Die Pflicht rief ihn. Daheim saß seine Mutter und wartete auf ihn. Siebzehn Jahre lang hatten sie ihn aus Ekeby heim erwartet. Jetzt hatte sie geschrieben und ihn nach Hause gerufen, und er wollte gehorchen. Er wußte, daß es sein Tod sein würde, aber als guter Sohn wollte er gehorchen.
O, diese göttlichen Festmähler! Diese schönen Fluren, der stolze Gießbach! O, die jubelnden Märchen, der geliebte Kavalierflügel! O Violine und Waldhorn, o Leben voll Glück und Freude! Von alledem zu scheiden war der Tod.
Und dann ging Patron Julius in die Küche hinaus und sagte den Leuten im Hause Lebewohl.
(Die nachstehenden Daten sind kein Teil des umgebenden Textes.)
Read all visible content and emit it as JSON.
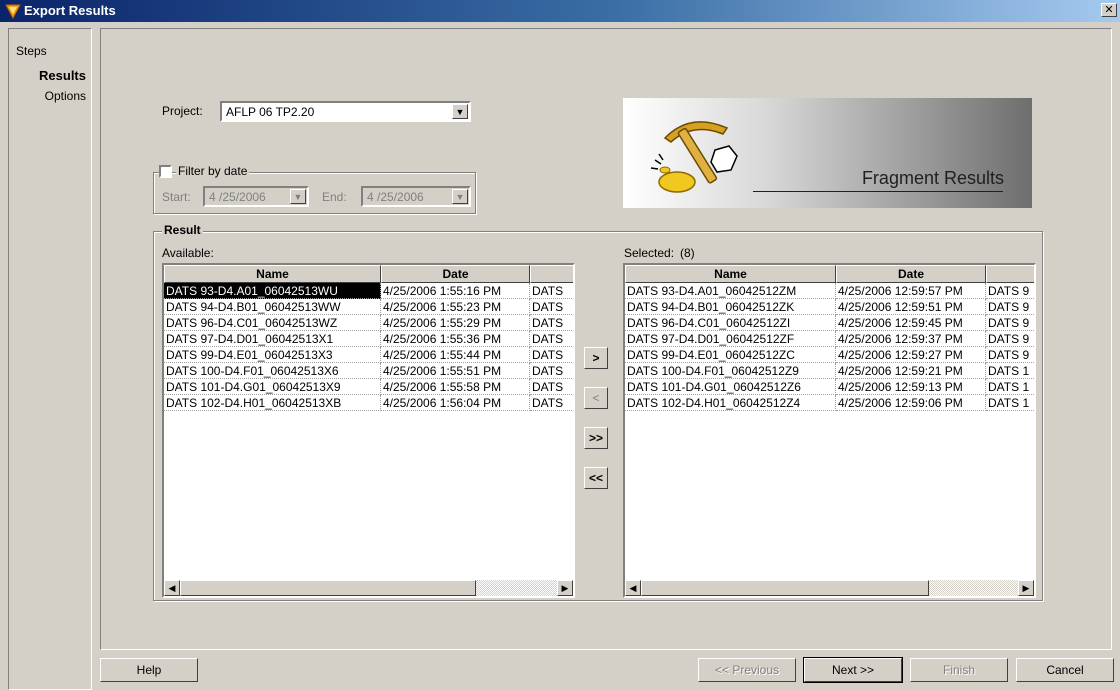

In überströmender Rührung umarmte und küßte er jeden einzelnen, von der Haushälterin bis zu dem Bettler auf
dem Hofe. Die Mägde weinten und jammerten über sein Schicksal. So ein guter und munterer Herr sollte sterben, nie sollten sie ihn wiedersehen!
Patron Julius befahl, daß sein Gig aus dem Wagenschuppen herausgeschoben und sein Pferd aus dem Stall gezogen werden sollte. Was wohl die alte Kajsa dazu sagen würde, hügelauf und hügelab zu traben nach einer siebzehnjährigen Ruhe vor der gefüllten Krippe?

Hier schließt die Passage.